The Waterford author, Ellen McCarthy, came to notice when she won a competition on a RTE1 television programme and since then has written three mystery thrillers and the third of them – Silent Crossing – just published by Poolbeg Fiction, has already entered the best-seller charts. Her work steadily builds to a page-turning tension as she uses modern time-shifts, like on television, mixed with an Irish flavour and location to achieve an edgy Gothic style where her heroines seem trapped or troubled in scary maze of planned confusion and expert storytelling.

Silent Crossing takes the reader on a journey from Boston to Ireland, to Belize via Atlanta, as you follow the unfolding horror of the dilemma facing Melanie Yeats, who may or may not be a victim or a killer.

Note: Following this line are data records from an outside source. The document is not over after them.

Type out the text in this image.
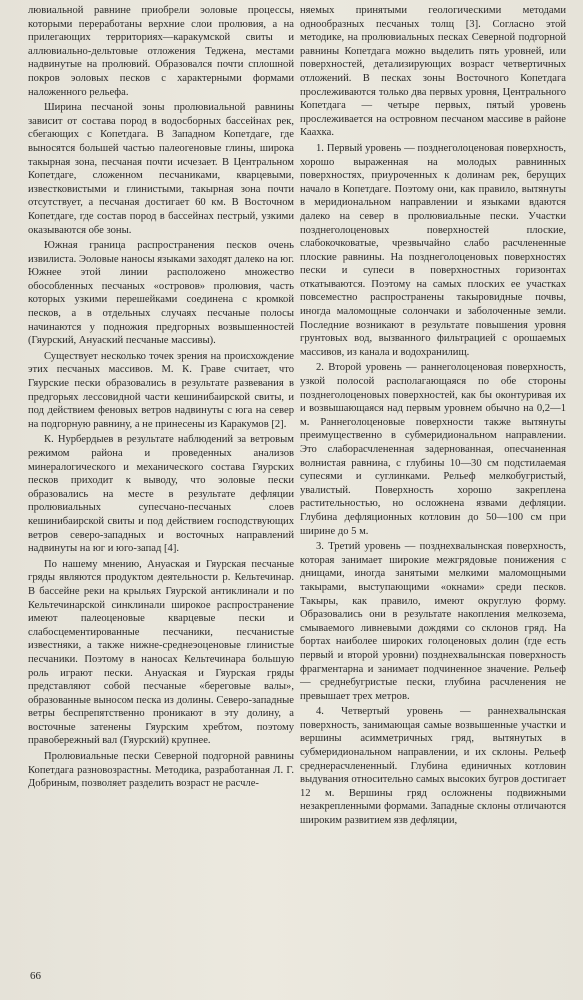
лювиальной равнине приобрели эоловые процессы, которыми переработаны верхние слои пролювия, а на прилегающих территориях—каракумской свиты и аллювиально-дельтовые отложения Теджена, местами надвинутые на пролювий. Образовался почти сплошной покров эоловых песков с характерными формами наложенного рельефа.

Ширина песчаной зоны пролювиальной равнины зависит от состава пород в водосборных бассейнах рек, сбегающих с Копетдага. В Западном Копетдаге, где выносятся большей частью палеогеновые глины, широка такырная зона, песчаная почти исчезает. В Центральном Копетдаге, сложенном песчаниками, кварцевыми, известковистыми и глинистыми, такырная зона почти отсутствует, а песчаная достигает 60 км. В Восточном Копетдаге, где состав пород в бассейнах пестрый, узкими оказываются обе зоны.

Южная граница распространения песков очень извилиста. Эоловые наносы языками заходят далеко на юг. Южнее этой линии расположено множество обособленных песчаных «островов» пролювия, часть которых узкими перешейками соединена с кромкой песков, а в отдельных случаях песчаные полосы начинаются у подножия предгорных возвышенностей (Гяурский, Ануаский песчаные массивы).

Существует несколько точек зрения на происхождение этих песчаных массивов. М. К. Граве считает, что Гяурские пески образовались в результате развевания в предгорьях лессовидной части кешинибаирской свиты, и под действием феновых ветров надвинуты с юга на север на подгорную равнину, а не принесены из Каракумов [2].

К. Нурбердыев в результате наблюдений за ветровым режимом района и проведенных анализов минералогического и механического состава Гяурских песков приходит к выводу, что эоловые пески образовались на месте в результате дефляции пролювиальных супесчано-песчаных слоев кешинибаирской свиты и под действием господствующих ветров северо-западных и восточных направлений надвинуты на юг и юго-запад [4].

По нашему мнению, Ануаская и Гяурская песчаные гряды являются продуктом деятельности р. Кельтечинар. В бассейне реки на крыльях Гяурской антиклинали и по Кельтечинарской синклинали широкое распространение имеют палеоценовые кварцевые пески и слабосцементированные песчаники, песчанистые известняки, а также нижне-среднеэоценовые глинистые песчаники. Поэтому в наносах Кельтечинара большую роль играют пески. Ануаская и Гяурская гряды представляют собой песчаные «береговые валы», образованные выносом песка из долины. Северо-западные ветры беспрепятственно проникают в эту долину, а восточные затенены Гяурским хребтом, поэтому правобережный вал (Гяурский) крупнее.

Пролювиальные пески Северной подгорной равнины Копетдага разновозрастны. Методика, разработанная Л. Г. Добриным, позволяет разделить возраст не расчле-

няемых принятыми геологическими методами однообразных песчаных толщ [3]. Согласно этой методике, на пролювиальных песках Северной подгорной равнины Копетдага можно выделить пять уровней, или поверхностей, детализирующих возраст четвертичных отложений. В песках зоны Восточного Копетдага прослеживаются только два первых уровня, Центрального Копетдага — четыре первых, пятый уровень прослеживается на островном песчаном массиве в районе Каахка.

1. Первый уровень — позднеголоценовая поверхность, хорошо выраженная на молодых равнинных поверхностях, приуроченных к долинам рек, берущих начало в Копетдаге. Поэтому они, как правило, вытянуты в меридиональном направлении и языками вдаются далеко на север в пролювиальные пески. Участки позднеголоценовых поверхностей плоские, слабокочковатые, чрезвычайно слабо расчлененные плоские равнины. На позднеголоценовых поверхностях пески и супеси в поверхностных горизонтах откатываются. Поэтому на самых плоских ее участках повсеместно распространены такыровидные почвы, иногда маломощные солончаки и заболоченные земли. Последние возникают в результате повышения уровня грунтовых вод, вызванного фильтрацией с орошаемых массивов, из канала и водохранилищ.

2. Второй уровень — раннеголоценовая поверхность, узкой полосой располагающаяся по обе стороны позднеголоценовых поверхностей, как бы оконтуривая их и возвышающаяся над первым уровнем обычно на 0,2—1 м. Раннеголоценовые поверхности также вытянуты преимущественно в субмеридиональном направлении. Это слаборасчлененная задернованная, опесчаненная волнистая равнина, с глубины 10—30 см подстилаемая супесями и суглинками. Рельеф мелкобугристый, увалистый. Поверхность хорошо закреплена растительностью, но осложнена язвами дефляции. Глубина дефляционных котловин до 50—100 см при ширине до 5 м.

3. Третий уровень — позднехвалынская поверхность, которая занимает широкие межгрядовые понижения с днищами, иногда занятыми мелкими маломощными такырами, выступающими «окнами» среди песков. Такыры, как правило, имеют округлую форму. Образовались они в результате накопления мелкозема, смываемого ливневыми дождями со склонов гряд. На бортах наиболее широких голоценовых долин (где есть первый и второй уровни) позднехвалынская поверхность фрагментарна и занимает подчиненное значение. Рельеф — среднебугристые пески, глубина расчленения не превышает трех метров.

4. Четвертый уровень — раннехвалынская поверхность, занимающая самые возвышенные участки и вершины асимметричных гряд, вытянутых в субмеридиональном направлении, и их склоны. Рельеф среднерасчлененный. Глубина единичных котловин выдувания относительно самых высоких бугров достигает 12 м. Вершины гряд осложнены подвижными незакрепленными формами. Западные склоны отличаются широким развитием язв дефляции,

66
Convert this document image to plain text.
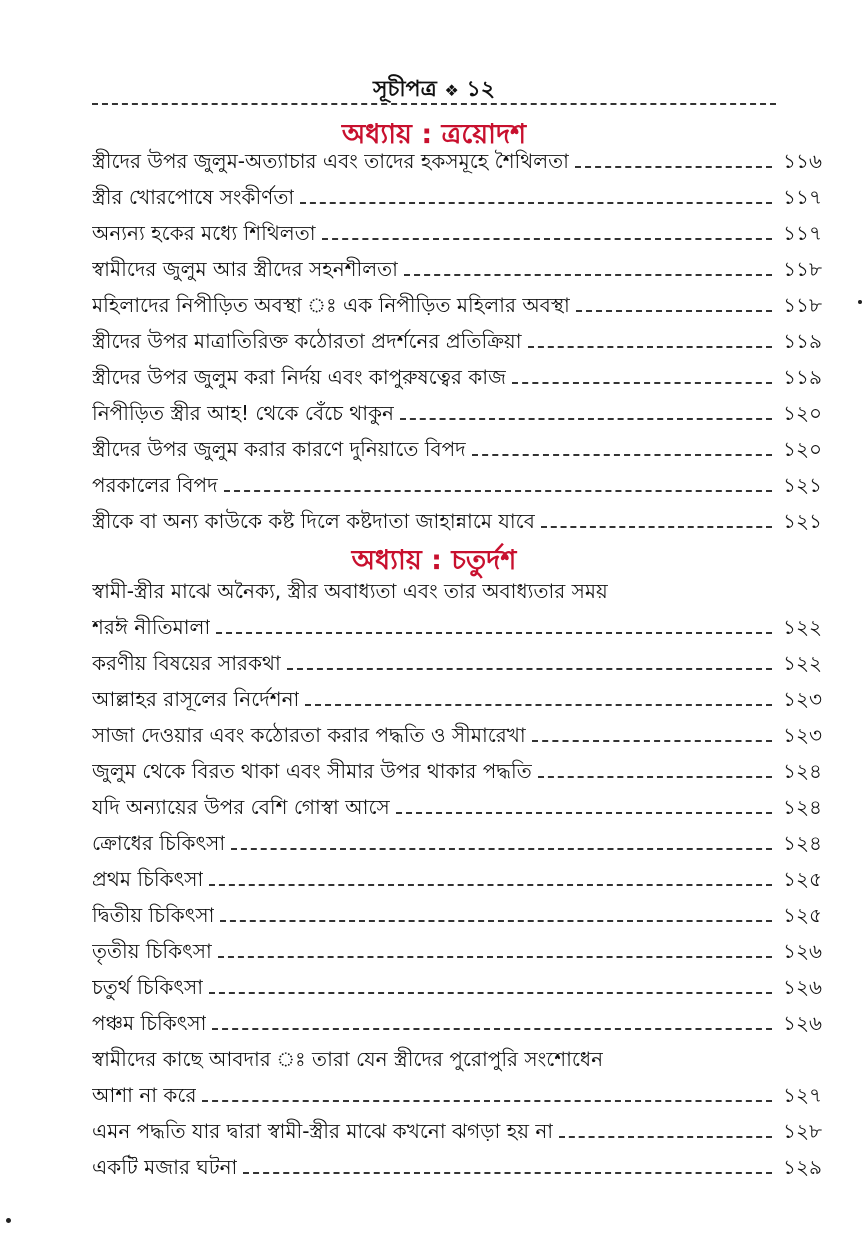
সূচীপত্র ❖ ১২
অধ্যায় : ত্রয়োদশ
স্ত্রীদের উপর জুলুম-অত্যাচার এবং তাদের হকসমূহে শৈথিলতা	১১৬
স্ত্রীর খোরপোষে সংকীর্ণতা	১১৭
অন্যন্য হকের মধ্যে শিথিলতা	১১৭
স্বামীদের জুলুম আর স্ত্রীদের সহনশীলতা	১১৮
মহিলাদের নিপীড়িত অবস্থা ঃ এক নিপীড়িত মহিলার অবস্থা	১১৮
স্ত্রীদের উপর মাত্রাতিরিক্ত কঠোরতা প্রদর্শনের প্রতিক্রিয়া	১১৯
স্ত্রীদের উপর জুলুম করা নির্দয় এবং কাপুরুষত্বের কাজ	১১৯
নিপীড়িত স্ত্রীর আহ! থেকে বেঁচে থাকুন	১২০
স্ত্রীদের উপর জুলুম করার কারণে দুনিয়াতে বিপদ	১২০
পরকালের বিপদ	১২১
স্ত্রীকে বা অন্য কাউকে কষ্ট দিলে কষ্টদাতা জাহান্নামে যাবে	১২১
অধ্যায় : চতুর্দশ
স্বামী-স্ত্রীর মাঝে অনৈক্য, স্ত্রীর অবাধ্যতা এবং তার অবাধ্যতার সময়
শরঈ নীতিমালা	১২২
করণীয় বিষয়ের সারকথা	১২২
আল্লাহর রাসূলের নির্দেশনা	১২৩
সাজা দেওয়ার এবং কঠোরতা করার পদ্ধতি ও সীমারেখা	১২৩
জুলুম থেকে বিরত থাকা এবং সীমার উপর থাকার পদ্ধতি	১২৪
যদি অন্যায়ের উপর বেশি গোস্বা আসে	১২৪
ক্রোধের চিকিৎসা	১২৪
প্রথম চিকিৎসা	১২৫
দ্বিতীয় চিকিৎসা	১২৫
তৃতীয় চিকিৎসা	১২৬
চতুর্থ চিকিৎসা	১২৬
পঞ্চম চিকিৎসা	১২৬
স্বামীদের কাছে আবদার ঃ তারা যেন স্ত্রীদের পুরোপুরি সংশোধেন
আশা না করে	১২৭
এমন পদ্ধতি যার দ্বারা স্বামী-স্ত্রীর মাঝে কখনো ঝগড়া হয় না	১২৮
একটি মজার ঘটনা	১২৯
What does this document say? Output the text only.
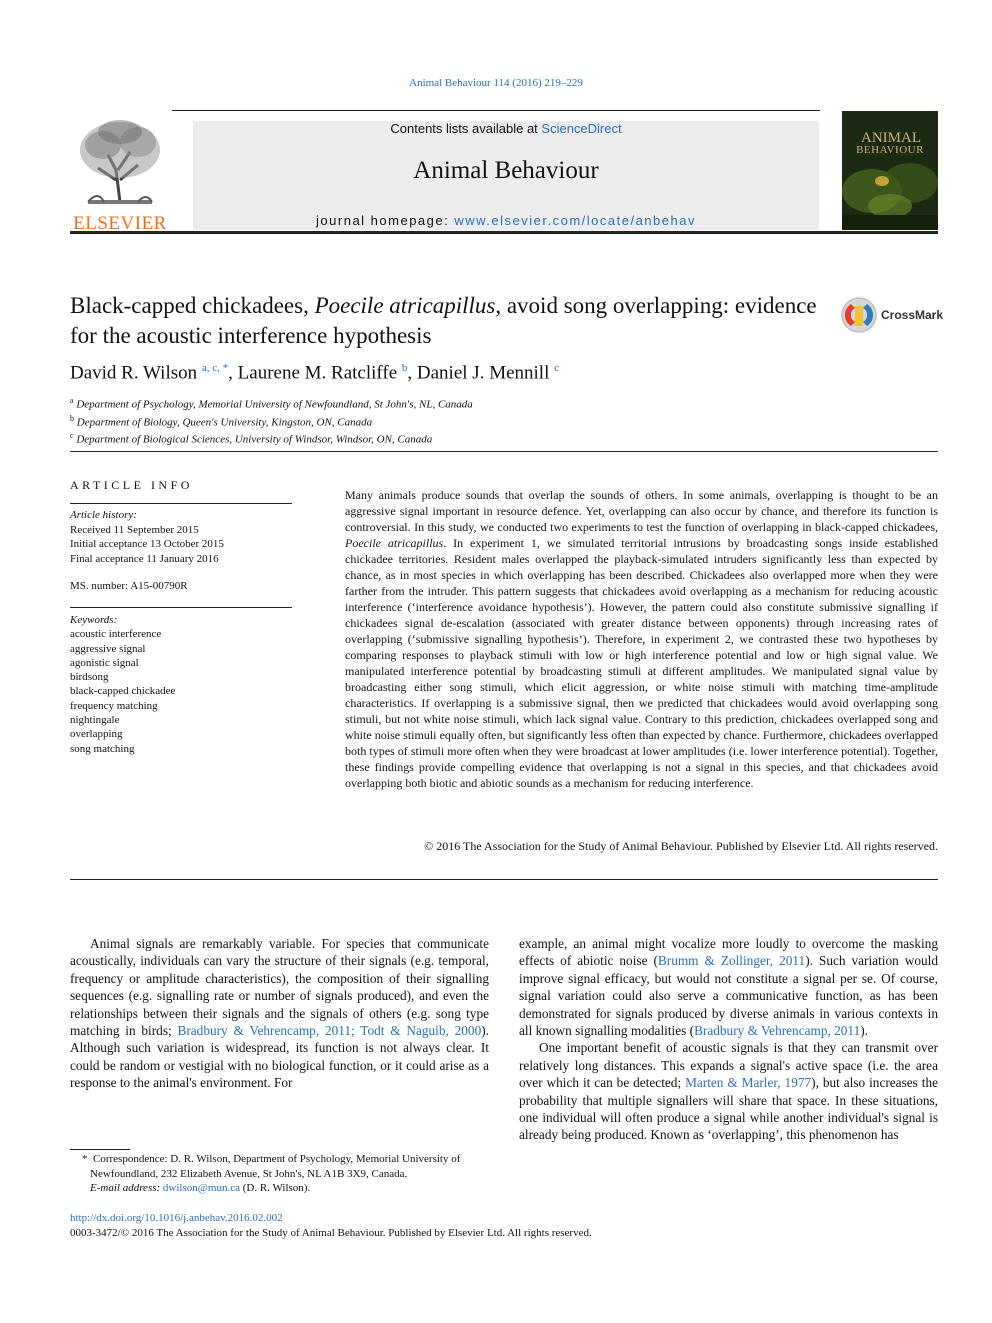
Animal Behaviour 114 (2016) 219–229
ELSEVIER
Contents lists available at ScienceDirect
Animal Behaviour
journal homepage: www.elsevier.com/locate/anbehav
ANIMAL
BEHAVIOUR
Black-capped chickadees, Poecile atricapillus, avoid song overlapping: evidence for the acoustic interference hypothesis
CrossMark
David R. Wilson $^{a, c, *}$, Laurene M. Ratcliffe $^b$, Daniel J. Mennill $^c$
$^a$ Department of Psychology, Memorial University of Newfoundland, St John's, NL, Canada
$^b$ Department of Biology, Queen's University, Kingston, ON, Canada
$^c$ Department of Biological Sciences, University of Windsor, Windsor, ON, Canada
ARTICLE INFO
Article history:
Received 11 September 2015
Initial acceptance 13 October 2015
Final acceptance 11 January 2016
MS. number: A15-00790R
Keywords:
acoustic interference
aggressive signal
agonistic signal
birdsong
black-capped chickadee
frequency matching
nightingale
overlapping
song matching
Many animals produce sounds that overlap the sounds of others. In some animals, overlapping is thought to be an aggressive signal important in resource defence. Yet, overlapping can also occur by chance, and therefore its function is controversial. In this study, we conducted two experiments to test the function of overlapping in black-capped chickadees, Poecile atricapillus. In experiment 1, we simulated territorial intrusions by broadcasting songs inside established chickadee territories. Resident males overlapped the playback-simulated intruders significantly less than expected by chance, as in most species in which overlapping has been described. Chickadees also overlapped more when they were farther from the intruder. This pattern suggests that chickadees avoid overlapping as a mechanism for reducing acoustic interference (‘interference avoidance hypothesis’). However, the pattern could also constitute submissive signalling if chickadees signal de-escalation (associated with greater distance between opponents) through increasing rates of overlapping (‘submissive signalling hypothesis’). Therefore, in experiment 2, we contrasted these two hypotheses by comparing responses to playback stimuli with low or high interference potential and low or high signal value. We manipulated interference potential by broadcasting stimuli at different amplitudes. We manipulated signal value by broadcasting either song stimuli, which elicit aggression, or white noise stimuli with matching time-amplitude characteristics. If overlapping is a submissive signal, then we predicted that chickadees would avoid overlapping song stimuli, but not white noise stimuli, which lack signal value. Contrary to this prediction, chickadees overlapped song and white noise stimuli equally often, but significantly less often than expected by chance. Furthermore, chickadees overlapped both types of stimuli more often when they were broadcast at lower amplitudes (i.e. lower interference potential). Together, these findings provide compelling evidence that overlapping is not a signal in this species, and that chickadees avoid overlapping both biotic and abiotic sounds as a mechanism for reducing interference.
© 2016 The Association for the Study of Animal Behaviour. Published by Elsevier Ltd. All rights reserved.

Animal signals are remarkably variable. For species that communicate acoustically, individuals can vary the structure of their signals (e.g. temporal, frequency or amplitude characteristics), the composition of their signalling sequences (e.g. signalling rate or number of signals produced), and even the relationships between their signals and the signals of others (e.g. song type matching in birds; Bradbury & Vehrencamp, 2011; Todt & Naguib, 2000). Although such variation is widespread, its function is not always clear. It could be random or vestigial with no biological function, or it could arise as a response to the animal's environment. For

example, an animal might vocalize more loudly to overcome the masking effects of abiotic noise (Brumm & Zollinger, 2011). Such variation would improve signal efficacy, but would not constitute a signal per se. Of course, signal variation could also serve a communicative function, as has been demonstrated for signals produced by diverse animals in various contexts in all known signalling modalities (Bradbury & Vehrencamp, 2011).

One important benefit of acoustic signals is that they can transmit over relatively long distances. This expands a signal's active space (i.e. the area over which it can be detected; Marten & Marler, 1977), but also increases the probability that multiple signallers will share that space. In these situations, one individual will often produce a signal while another individual's signal is already being produced. Known as ‘overlapping’, this phenomenon has

* Correspondence: D. R. Wilson, Department of Psychology, Memorial University of Newfoundland, 232 Elizabeth Avenue, St John's, NL A1B 3X9, Canada.
E-mail address: dwilson@mun.ca (D. R. Wilson).
http://dx.doi.org/10.1016/j.anbehav.2016.02.002
0003-3472/© 2016 The Association for the Study of Animal Behaviour. Published by Elsevier Ltd. All rights reserved.
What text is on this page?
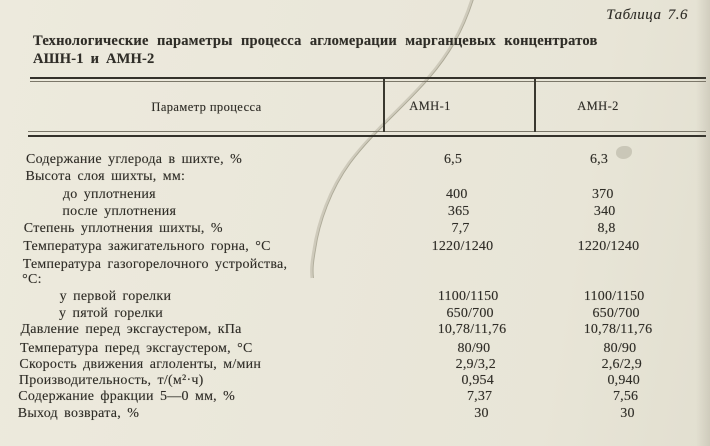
Таблица 7.6
Технологические параметры процесса агломерации марганцевых концентратов
АШН-1 и АМН-2
Параметр процесса	АМН-1	АМН-2
Содержание углерода в шихте, %	6,5	6,3
Высота слоя шихты, мм:
до уплотнения	400	370
после уплотнения	365	340
Степень уплотнения шихты, %	7,7	8,8
Температура зажигательного горна, °С	1220/1240	1220/1240
Температура газогорелочного устройства,
°С:
у первой горелки	1100/1150	1100/1150
у пятой горелки	650/700	650/700
Давление перед эксгаустером, кПа	10,78/11,76	10,78/11,76
Температура перед эксгаустером, °С	80/90	80/90
Скорость движения аглоленты, м/мин	2,9/3,2	2,6/2,9
Производительность, т/(м²·ч)	0,954	0,940
Содержание фракции 5—0 мм, %	7,37	7,56
Выход возврата, %	30	30
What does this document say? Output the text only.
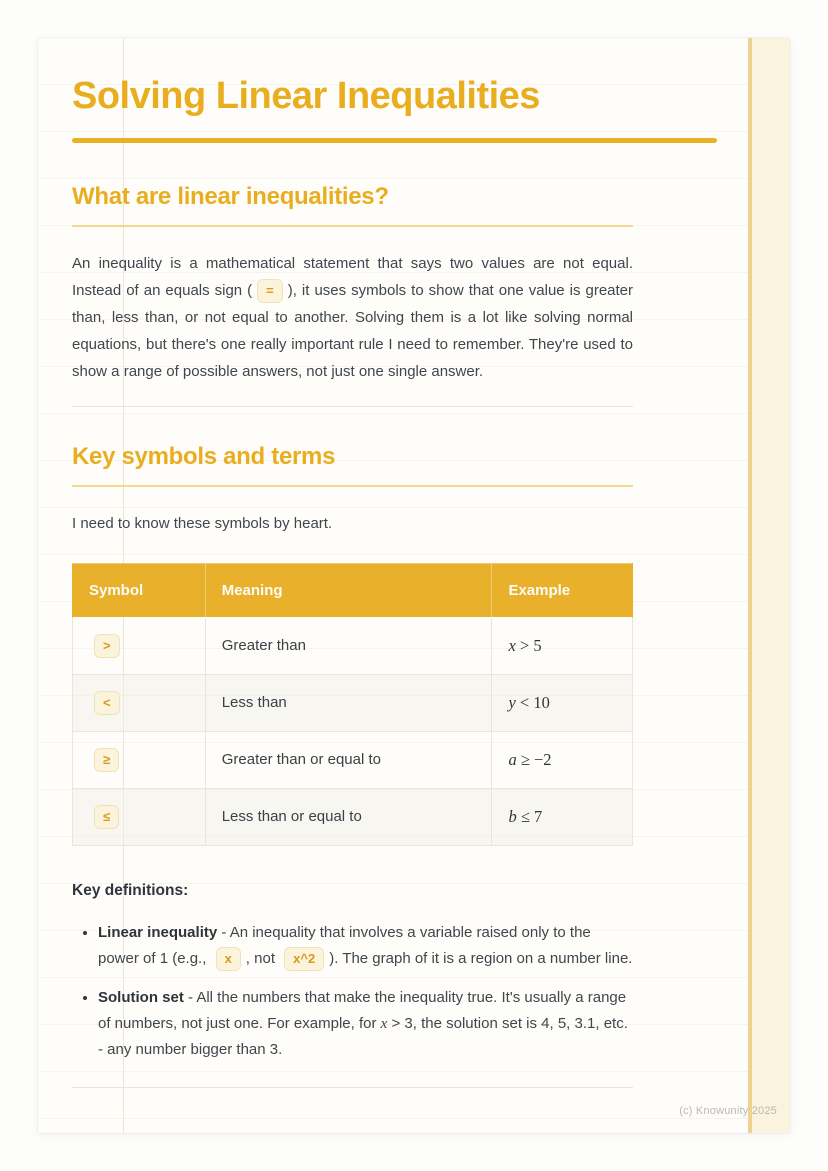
Solving Linear Inequalities
What are linear inequalities?

An inequality is a mathematical statement that says two values are not equal. Instead of an equals sign ( = ), it uses symbols to show that one value is greater than, less than, or not equal to another. Solving them is a lot like solving normal equations, but there's one really important rule I need to remember. They're used to show a range of possible answers, not just one single answer.

Key symbols and terms

I need to know these symbols by heart.

Symbol	Meaning	Example
>	Greater than	x > 5
<	Less than	y < 10
≥	Greater than or equal to	a ≥ −2
≤	Less than or equal to	b ≤ 7

Key definitions:

• Linear inequality - An inequality that involves a variable raised only to the power of 1 (e.g., x , not x^2 ). The graph of it is a region on a number line.
• Solution set - All the numbers that make the inequality true. It's usually a range of numbers, not just one. For example, for x > 3, the solution set is 4, 5, 3.1, etc. - any number bigger than 3.
(c) Knowunity 2025
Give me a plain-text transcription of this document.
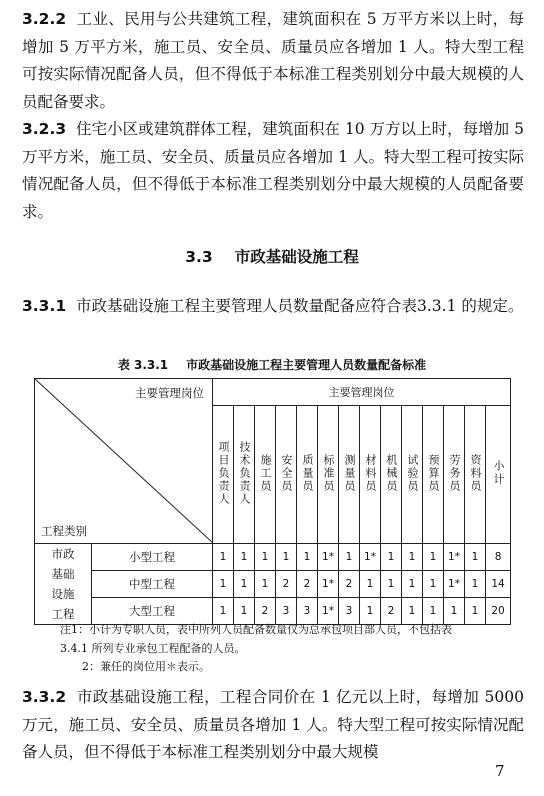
3.2.2 工业、民用与公共建筑工程，建筑面积在 5 万平方米以上时，每增加 5 万平方米，施工员、安全员、质量员应各增加 1 人。特大型工程可按实际情况配备人员，但不得低于本标准工程类别划分中最大规模的人员配备要求。
3.2.3 住宅小区或建筑群体工程，建筑面积在 10 万方以上时，每增加 5 万平方米，施工员、安全员、质量员应各增加 1 人。特大型工程可按实际情况配备人员，但不得低于本标准工程类别划分中最大规模的人员配备要求。
3.3 市政基础设施工程
3.3.1 市政基础设施工程主要管理人员数量配备应符合表3.3.1 的规定。
表 3.3.1 市政基础设施工程主要管理人员数量配备标准
主要管理岗位
工程类别		主要管理岗位													
		项目负责人	技术负责人	施工员	安全员	质量员	标准员	测量员	材料员	机械员	试验员	预算员	劳务员	资料员	小计
市政
基础
设施
工程	小型工程	1	1	1	1	1	1*	1	1*	1	1	1	1*	1	8
	中型工程	1	1	1	2	2	1*	2	1	1	1	1	1*	1	14
	大型工程	1	1	2	3	3	1*	3	1	2	1	1	1	1	20
注1：小计为专职人员，表中所列人员配备数量仅为总承包项目部人员，不包括表
3.4.1 所列专业承包工程配备的人员。
2：兼任的岗位用＊表示。
3.3.2 市政基础设施工程，工程合同价在 1 亿元以上时，每增加 5000 万元，施工员、安全员、质量员各增加 1 人。特大型工程可按实际情况配备人员，但不得低于本标准工程类别划分中最大规模
7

I don’t want to give away any clues but in just under four hundred pages, there are twists, turns, shocks and more mystery and fear than you would expect. And even up to the last pages, there are unexpected surprises.

The first five chapters ae brilliant and they weave you into the mystery and you want to, you need to find out where is the story going. The only familiar things are the few Irish locations.

Ellen McCarthy manages to keep the reader engrossed and often puzzled right through this edgy story. You will like the cinematic imagery that plunges you into the story and then exits you into another aspect. Perhaps the style is a little too dense to translate easily into film but McCarthy has a great visual style. She excels in narrative development and plot and also manages to give the reader internal and psychological aspects to link you into the emotional mystery.

You will stay and have great sympathy for the central characters. Melanie Yeats and you will want to know what is going to happen next and next and next.

If McCarthy needs a plot for her next book, perhaps she might consider developing the female Irish Detective, Emer Doyle.